As more details of the four-hour killing spree emerged, so too did stories of heroism that prevented the death toll from rising even higher. When the first bombs exploded and shooting began, Dave Sanders, a business teacher and basketball coach, jumped on to a chair in the school cafeteria and yelled to the hundreds of students to run for cover.

A few moments later, Mr Sanders was upstairs, pulling to safety a boy who had been shot in the leg. He was shot himself shortly afterwards, and dragged himself into a science room where a fellow-teacher gave him first-aid and tried to keep him conscious. He died in the arms of a police Swat team member with the words: "Tell my daughter I love her."

The teacher who tendedhim, Kent Friesen, was also praised for pulling students out of corridors and into the science lab, where he told them to crouch between sinks.
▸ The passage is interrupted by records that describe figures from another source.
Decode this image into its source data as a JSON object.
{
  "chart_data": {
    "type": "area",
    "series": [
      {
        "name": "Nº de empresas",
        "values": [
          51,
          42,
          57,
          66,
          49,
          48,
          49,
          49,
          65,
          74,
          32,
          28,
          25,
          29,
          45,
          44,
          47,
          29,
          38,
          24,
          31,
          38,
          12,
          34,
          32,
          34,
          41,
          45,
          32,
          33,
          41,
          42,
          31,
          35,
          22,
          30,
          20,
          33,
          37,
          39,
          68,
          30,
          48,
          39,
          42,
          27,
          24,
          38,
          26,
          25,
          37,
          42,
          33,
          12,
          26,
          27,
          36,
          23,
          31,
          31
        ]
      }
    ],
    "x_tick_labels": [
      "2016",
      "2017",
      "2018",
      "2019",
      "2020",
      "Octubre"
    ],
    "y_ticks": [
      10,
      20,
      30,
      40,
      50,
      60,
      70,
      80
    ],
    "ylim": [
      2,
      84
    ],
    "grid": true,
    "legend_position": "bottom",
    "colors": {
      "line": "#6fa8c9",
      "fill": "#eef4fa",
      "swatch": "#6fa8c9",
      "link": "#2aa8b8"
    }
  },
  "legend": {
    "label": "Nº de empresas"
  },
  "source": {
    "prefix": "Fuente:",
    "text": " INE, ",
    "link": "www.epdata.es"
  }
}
He unscrewed all the emergency lights from their sockets and lined up dry chemical fire extinguishers as a deterrent in case the gunmen burst in.
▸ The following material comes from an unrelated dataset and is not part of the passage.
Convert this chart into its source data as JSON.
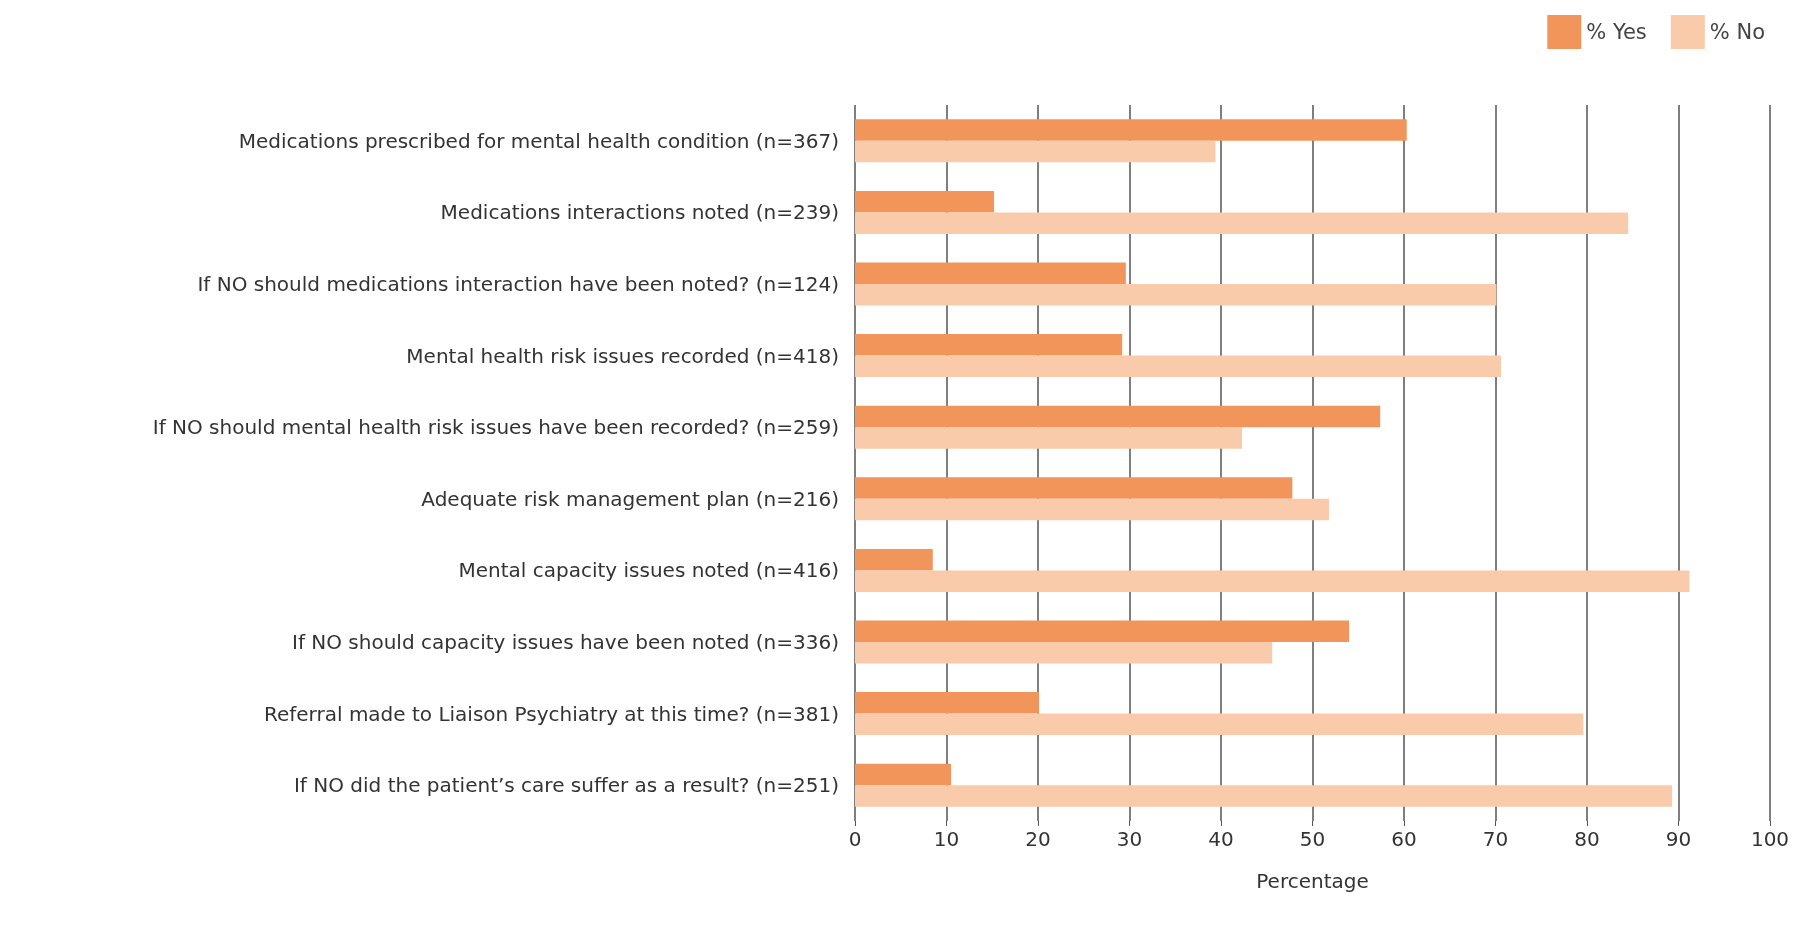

Eighteen-year-old Adam Foss, meanwhile, directed students in the choir room to pile into a small office next door, where he used his shirt to staunch the bleeding of an injured girl and pulled off the ceiling tiles to let more air in from the ventilation ducts.

Such stories appeared to confirm Columbine High's reputation as an essentially happy, cohesive environment. The school, with almost 2,000 students, has one of the strongest academic records of any school in the Denver area and is one of the biggest draws to new residents moving to Littleton, in the south-western city suburbs.

Beneath the surface, however, there were signs of dysfunction, driven by the peculiar social make-up of the conservative, church-oriented community and by the competitive, high-achieving atmosphere of the school itself. Several students appeared to have struggled with being tagged outcasts for failing to conform. An evangelical brand of Christianity bordering on fundamentalism appeared to be an important badge of identity that groups such as the so-called Trenchcoat Mafia - the killers' clique - struggled against.

So, too, might the intricate class structure of the high school. Although Columbine High has no dress code, most students buy their clothes at clean- cut suburban mall outlets such as The Gap and Abercrombie & Fitch. Part of the motivation for the Trenchcoat Mafia's trademark black appears to have been a need to distance themselves from that strait-laced look and the middle-class connotations it carries.

Eric Harris, in particular, came from a far more modest background than the average. Although he was a good student and a former little league baseball player, Harris appears to have resented the "jock" look and grown ever more defiant as he withdrew into violent video games and thoughts of death.

His friend, Dylan Klebold, fitted more into the class mould - his family home sat on five acres of land, with five more a short drive away - but not into the dominant political and religious ideology of Littleton. His parents, educated liberals,appear to have known their son was severely troubled. Mr Klebold offered to go to Columbine High during the shooting to talk his son into surrendering, but police turned him down.